Retour au pays imminent de Bouteflika ?

bouteflika

 

Le séjour de Bouteflika au Val de Grâce (France) ne dépassera pas «sept jours». C'est ce qu’a indiqué hier le Pr Rachid Bougherbal qui l'a soigné avant son départ à Paris. D'autres sources ont annoncé son probable retour pour hier soir ou aujourd'hui.

Cette déclaration «rassurante» sur l’état de santé du président de la République évitera au Conseil constitutionnel d’appliquer l’article 88 de la Constitution portant sur l’incapacité du président à exercer ses fonctions.

Le Pr Rachid Bougherbal a affirmé au quotidien «Ennahar» que «le président est en très bonne santé» et qu’«il reviendra en Algérie dans quelques jours... au plus tard dans sept jours». Il a également indiqué avoir discuté au téléphone avec Bouteflika dimanche, précisant qu’il allait bien et avait effectué des analyses et un scanner. Une période, selon lui, suffisante pour son rétablissement et son retour en Algérie avant d’ajouter qu’il possède toutes ses «capacités physiques et mentales». Pour rappel, le Pr Bougherbal avait suggéré au chef de l’Etat de faire les examens nécessaires en France, d’où son transfert samedi dernier au Val de Grâce.  Des sources ont annoncé son retour pour hier, lundi, d’autres pour aujourd’hui. Ce transfert rapide a suscité inquiétudes, spéculations et rumeurs chez les citoyens, probablement en raison du manque de confiance qui s’est installé à force de ne pas communiquer. Cela semble avoir laissé des séquelles, bien que cette fois-ci l’information a été rapidement communiquée. L’état de santé du président est actuellement le sujet principal des Algériens dans les foyers, les cafés, les couloirs, les administrations et autres lieux de regroupement. Certains préfèrent appeler la Présidence pour avoir des nouvelles de l’état de santé du Président Abdelaziz Bouteflika. «Suite à l’accident ischémique transitoire sans séquelles que le président de la République, Abdelaziz Bouteflika, a subi hier (samedi), les explorations médicales complémentaires effectuées à l’hôpital du Val de Grâce, à Paris, ont confirmé que son état de santé ne suscite aucune inquiétude», était-il indiqué dans le communiqué du Premier ministère de dimanche dernier.

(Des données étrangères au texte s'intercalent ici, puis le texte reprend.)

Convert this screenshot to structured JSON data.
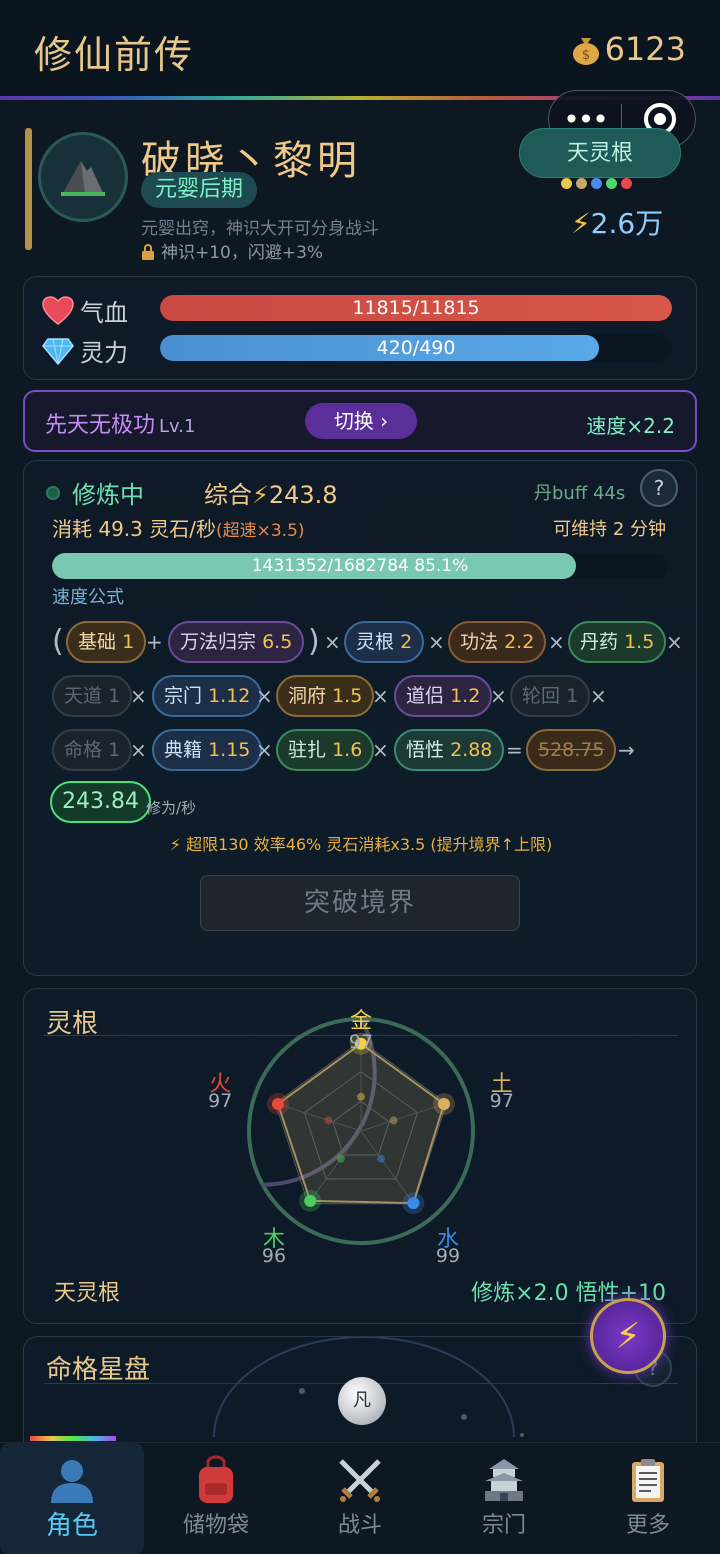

Ce n’est pas tout, puisque les services de Sellal ajoutent : «Les activités de la vie nationale continueront à se dérouler normalement». Il est à noter qu’avec le malaise du président des questions se posent sur la continuité de travail de la commission d’experts chargée d’élaborer le projet de révision de la Constitution. Celle-ci a été installée le 7 avril dernier et n’a toujours pas annoncé ses résultats. D’autre part, un Conseil des ministres qui examinera, notamment, le projet de loi portant sur l’audiovisuel est très attendu, sachant que sans la validation de ce conseil, le Parlement va chômer. Par ailleurs, si l’état de santé du président ne s’améliore pas et devient un motif d’inquiétude, la situation pourra être prise en charge par l’article 88 de la Constitution. C’est au Conseil constitutionnel de prendre la décision. Mais pour l’instant, «l’état de santé du président ne l’empêche pas de continuer à exercer ses fonctions». Toutefois, au cas où le Conseil constitutionnel estime qu’il est dans l’incapacité d’exercer ses fonctions, «il proposera au Parlement de déclarer l’état d’empêchement. Pendant 45 jours ses prérogatives seront exercées, par intérim, par le président du Sénat». Après les 45 jours, «il sera procédé à la déclaration de vacance de la présidence de la République. Ses fonctions seront assurées par le président du Sénat pour une durée de 60 jours et une élection présidentielle sera organisée. Le président intérimaire ne peut se porter candidat à cette élection».  S’il y avait un vice-président, celui-ci garantirait la continuité de la fonction présidentielle en cas d’empêchement, il n’ y aura donc pas une présidentielle anticipée et le mandat présidentiel sera assuré jusqu’à la fin. Cependant, l’actuelle Constitution ne prévoit pas cette situation. Il s’agit là d’un vide juridique qui sera probablement rattrapé lors de la prochaine révision de la Constitution.      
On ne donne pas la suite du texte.